Mobilising Christian support

As BJP managed to eat into the Christian vote bank of Congress-led United Democratic Front (UDF) in 2016, the BJP probably decided to strengthen its minority appeasement movement further. Since 2020, the party has been seeking the patronage of the Church on multiple occasions.

The feud between the Malankara Orthodox Syrian Church’s Jacobite and Orthodox factions was another plum opportunity for the BJP to cash in on. In December 2020, Prime Minister Modi even met the warring factions to resolve the issue, and the Jacobite faction even promised to support the BJP in the state Assembly polls if the Union government was able to resolve the fight. However, no resolution was arrived at by the Modi government. Moreover, a 2017 Supreme Court verdict on which the faction gets to control the 1,000 plus churches and attached properties in Kerala, favoured the Orthodox group.

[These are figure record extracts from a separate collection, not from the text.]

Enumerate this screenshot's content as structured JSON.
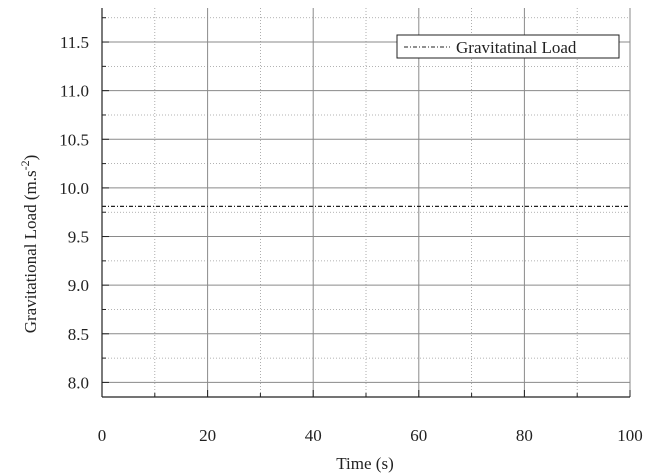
{
  "chart_data": {
    "type": "line",
    "title": "",
    "xlabel": "Time (s)",
    "ylabel": "Gravitational Load (m.s",
    "ylabel_sup": "-2",
    "ylabel_close": ")",
    "xlim": [
      0,
      100
    ],
    "ylim": [
      7.85,
      11.85
    ],
    "x_ticks": [
      0,
      20,
      40,
      60,
      80,
      100
    ],
    "x_minor_ticks": [
      10,
      30,
      50,
      70,
      90
    ],
    "y_ticks": [
      8.0,
      8.5,
      9.0,
      9.5,
      10.0,
      10.5,
      11.0,
      11.5
    ],
    "y_minor_ticks": [
      8.25,
      8.75,
      9.25,
      9.75,
      10.25,
      10.75,
      11.25,
      11.75
    ],
    "x_tick_labels": [
      "0",
      "20",
      "40",
      "60",
      "80",
      "100"
    ],
    "y_tick_labels": [
      "8.0",
      "8.5",
      "9.0",
      "9.5",
      "10.0",
      "10.5",
      "11.0",
      "11.5"
    ],
    "grid": true,
    "legend_position": "top-right",
    "series": [
      {
        "name": "Gravitatinal Load",
        "style": "dash-dot",
        "color": "#222222",
        "x": [
          0,
          100
        ],
        "y": [
          9.81,
          9.81
        ]
      }
    ]
  }
}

“When the Left government decided not to act on the Supreme Court order, this was taken as a pro-Jacobite move. And not implementing this verdict could have helped the Left gain support from Jacobite voters,” Pramod said.

“Even if the Union or state government was to pass a legislation, it would be in favour of the Jacobite, which the Orthodox faction would have opposed,” J Prabhash, a professor of political science at the University of Kerala, pointed out.

Incidentally, both the Christian factions are numerically equal, population-wise. “According to the 2011 Census, the Orthodox constitute 8% of the population, while the Jacobites form 7.9%. The BJP politicians wanted the support of both factions, which was impossible given the current dispute,” noted the political science expert. 

Notably, the Church has been giving mixed signals — was it adopting the right-leaning narratives or staying away. On one hand, some Christian denominations have echoed the typical concerns of BJP, including ‘love jihad’ and Muslims eating into the minority benefits in the state, and even openly displayed their Islamophobia. On the other hand, Catholic Church opposed and criticised the Union government for pushing the Citizenship Amendment Act (CAA) and the National Register of Citizens (NRC), both of which puts the Muslim and other minority groups at a disadvantage.

There are no hard statistics to prove Christain women are being converted. Even if there are any statistics, the percentage of Christian women being forcefully converted is much less, said Prabhash. “Besides, in our daily life, we are not finding such issues, although some churches have made it a big issue. When people themselves feel there is a threat, then the church talks about it and the BJP intervenes, then it will probably be an issue. But currently, Christians are sceptical why the churches are making it an issue when it is not an issue for them,” he said. 

The majoritarian communalism or politics they have been experimenting in other parts of the country may not work in Kerala, as about 49% form the minority population in the state, noted Prabhash. “Unless they are able to attract a brute majority of Hindu votes, they will not be able to make any headway in Kerala. They should opt for cross-sectionalism mobilisation, which means mobilising both majority and minority, for which, they will probably have to change their agenda.”